Das versuche ich – im Namen des Vereins, der Angehörigen und Unterstützer Sabrinas – auch mit diesem letzten vorweihnachtlichen Vorstoß zum Ausdruck zu bringen …

http://mantovan9.wordpress.com/2008/12/22/der-nachste-schritt-presserundmail/

… und auch falls dies keine Reaktion der kontaktierten Medienvertreter provozieren können sollte, werden wir alle Möglichkeiten und uns als Staatsbürgern zustehenden Rechtsmittel im Sinne von Sabrina und ihrem Kind ausschöpfen.

Nun ja, eine kleine – sozusagen saisonbedingte – Anmerkung kann und will ich mir am Ende doch nicht verkneifen. In einem Fall, der jedem willigen Menschen die Möglichkeit eröffnet, sich von der faktischen Unschuld eines unter menschenverachtenden und sowohl in juristischer als auch politischer Hinsicht nicht nachvollziehbaren Umständen in einem fremden Land inhaftierten und isolierten Mitmenschen zu überzeugen, halten wir es gerade angesichts der Vorweihnachtszeit und der so gern medial vermarkteten „Liebe und Nächstenliebe“ in unserem Land für eine menschliche Enttäuschung sondersgleichen, dass hier so wenig Mitgefühl und Solidarität zu mobilisieren zu sein scheint. Es ist peinlich für unser Land und unsere Gesellschaft – und ich möchte dazu nur anmerken, dass es vielen Menschen in diesem Land noch wesentlich schlechter ginge, wenn wirklich alle Menschen so denken und sich für gar nichts oder niemanden mehr einsetzen würden.

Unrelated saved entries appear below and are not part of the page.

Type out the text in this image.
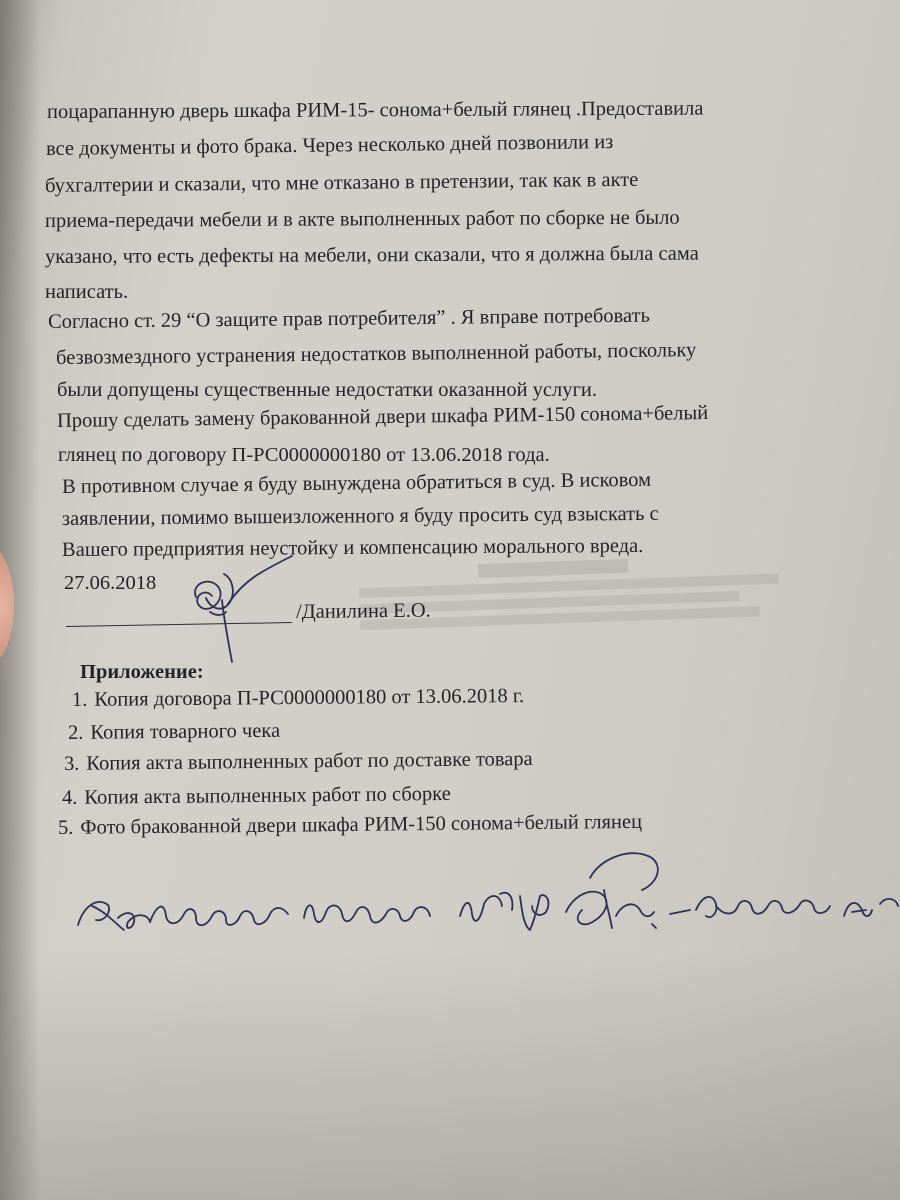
поцарапанную дверь шкафа РИМ-15- сонома+белый глянец .Предоставила
все документы и фото брака. Через несколько дней позвонили из
бухгалтерии и сказали, что мне отказано в претензии, так как в акте
приема-передачи мебели и в акте выполненных работ по сборке не было
указано, что есть дефекты на мебели, они сказали, что я должна была сама
написать.
Согласно ст. 29 “О защите прав потребителя” . Я вправе потребовать
безвозмездного устранения недостатков выполненной работы, поскольку
были допущены существенные недостатки оказанной услуги.
Прошу сделать замену бракованной двери шкафа РИМ-150 сонома+белый
глянец по договору П-РС0000000180 от 13.06.2018 года.
В противном случае я буду вынуждена обратиться в суд. В исковом
заявлении, помимо вышеизложенного я буду просить суд взыскать с
Вашего предприятия неустойку и компенсацию морального вреда.
27.06.2018
/Данилина Е.О.
Приложение:
1. Копия договора П-РС0000000180 от 13.06.2018 г.
2. Копия товарного чека
3. Копия акта выполненных работ по доставке товара
4. Копия акта выполненных работ по сборке
5. Фото бракованной двери шкафа РИМ-150 сонома+белый глянец
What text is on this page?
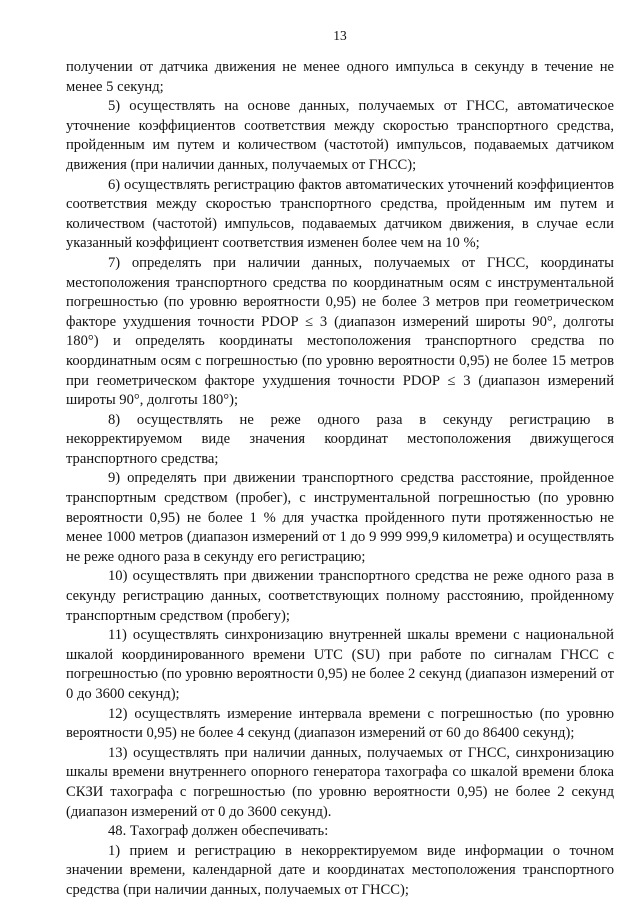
13

получении от датчика движения не менее одного импульса в секунду в течение не менее 5 секунд;

5) осуществлять на основе данных, получаемых от ГНСС, автоматическое уточнение коэффициентов соответствия между скоростью транспортного средства, пройденным им путем и количеством (частотой) импульсов, подаваемых датчиком движения (при наличии данных, получаемых от ГНСС);

6) осуществлять регистрацию фактов автоматических уточнений коэффициентов соответствия между скоростью транспортного средства, пройденным им путем и количеством (частотой) импульсов, подаваемых датчиком движения, в случае если указанный коэффициент соответствия изменен более чем на 10 %;

7) определять при наличии данных, получаемых от ГНСС, координаты местоположения транспортного средства по координатным осям с инструментальной погрешностью (по уровню вероятности 0,95) не более 3 метров при геометрическом факторе ухудшения точности PDOP ≤ 3 (диапазон измерений широты 90°, долготы 180°) и определять координаты местоположения транспортного средства по координатным осям с погрешностью (по уровню вероятности 0,95) не более 15 метров при геометрическом факторе ухудшения точности PDOP ≤ 3 (диапазон измерений широты 90°, долготы 180°);

8) осуществлять не реже одного раза в секунду регистрацию в некорректируемом виде значения координат местоположения движущегося транспортного средства;

9) определять при движении транспортного средства расстояние, пройденное транспортным средством (пробег), с инструментальной погрешностью (по уровню вероятности 0,95) не более 1 % для участка пройденного пути протяженностью не менее 1000 метров (диапазон измерений от 1 до 9 999 999,9 километра) и осуществлять не реже одного раза в секунду его регистрацию;

10) осуществлять при движении транспортного средства не реже одного раза в секунду регистрацию данных, соответствующих полному расстоянию, пройденному транспортным средством (пробегу);

11) осуществлять синхронизацию внутренней шкалы времени с национальной шкалой координированного времени UTC (SU) при работе по сигналам ГНСС с погрешностью (по уровню вероятности 0,95) не более 2 секунд (диапазон измерений от 0 до 3600 секунд);

12) осуществлять измерение интервала времени с погрешностью (по уровню вероятности 0,95) не более 4 секунд (диапазон измерений от 60 до 86400 секунд);

13) осуществлять при наличии данных, получаемых от ГНСС, синхронизацию шкалы времени внутреннего опорного генератора тахографа со шкалой времени блока СКЗИ тахографа с погрешностью (по уровню вероятности 0,95) не более 2 секунд (диапазон измерений от 0 до 3600 секунд).

48. Тахограф должен обеспечивать:

1) прием и регистрацию в некорректируемом виде информации о точном значении времени, календарной дате и координатах местоположения транспортного средства (при наличии данных, получаемых от ГНСС);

Aber was soll das bringen, wenn ich meiner menschlichen Empörung und Enttäuschung Luft mache, wenn mir doch klar sein muss, dass ich damit nichts ändern kann. Meine Freunde, Mitstreiter und ich werden weiterhin jeden Tag eines jeden noch folgenden Jahres so handeln, wie es manche Menschen (natürlich nicht für Fremde und manchmal nicht einmal für die eigene Familie) eben nur zu Weihnachten halten.

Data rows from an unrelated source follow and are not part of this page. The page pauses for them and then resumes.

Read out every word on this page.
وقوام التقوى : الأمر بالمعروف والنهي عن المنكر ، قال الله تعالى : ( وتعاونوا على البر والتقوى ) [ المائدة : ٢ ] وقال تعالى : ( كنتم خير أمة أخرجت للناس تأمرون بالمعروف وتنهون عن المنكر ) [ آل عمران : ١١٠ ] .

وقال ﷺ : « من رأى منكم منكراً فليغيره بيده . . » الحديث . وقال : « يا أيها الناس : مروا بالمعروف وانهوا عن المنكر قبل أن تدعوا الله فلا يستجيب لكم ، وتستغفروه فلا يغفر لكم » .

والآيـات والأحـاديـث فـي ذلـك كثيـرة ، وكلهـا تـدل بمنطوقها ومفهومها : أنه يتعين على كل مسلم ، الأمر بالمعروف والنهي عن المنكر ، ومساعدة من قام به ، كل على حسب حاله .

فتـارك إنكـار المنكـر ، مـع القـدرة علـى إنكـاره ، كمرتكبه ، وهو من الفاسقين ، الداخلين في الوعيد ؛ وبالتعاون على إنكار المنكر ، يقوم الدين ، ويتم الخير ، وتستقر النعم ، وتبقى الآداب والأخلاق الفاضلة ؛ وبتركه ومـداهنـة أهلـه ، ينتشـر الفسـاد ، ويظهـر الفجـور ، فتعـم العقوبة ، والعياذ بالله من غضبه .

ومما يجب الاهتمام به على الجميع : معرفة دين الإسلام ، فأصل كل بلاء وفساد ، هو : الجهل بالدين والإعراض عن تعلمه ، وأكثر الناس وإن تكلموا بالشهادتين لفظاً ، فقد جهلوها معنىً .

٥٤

In diesem Sinne wünsche ich – nicht sonderlich euphorisch, wie man als dem Anlass angemessen betrachten können sollte – allen Leserinnen und Lesern besinnliche und hoffentlich von keinerlei unerwarteten Festtagsüberraschungen  juristischer oder sonstiger Art beeinträchtigte Feiertage … auch im Namen von Sabrina und Jason, die fern der Heimat und jeglicher menschlichen Zuwendung sicher auch eine wunderbare Zeit haben werden.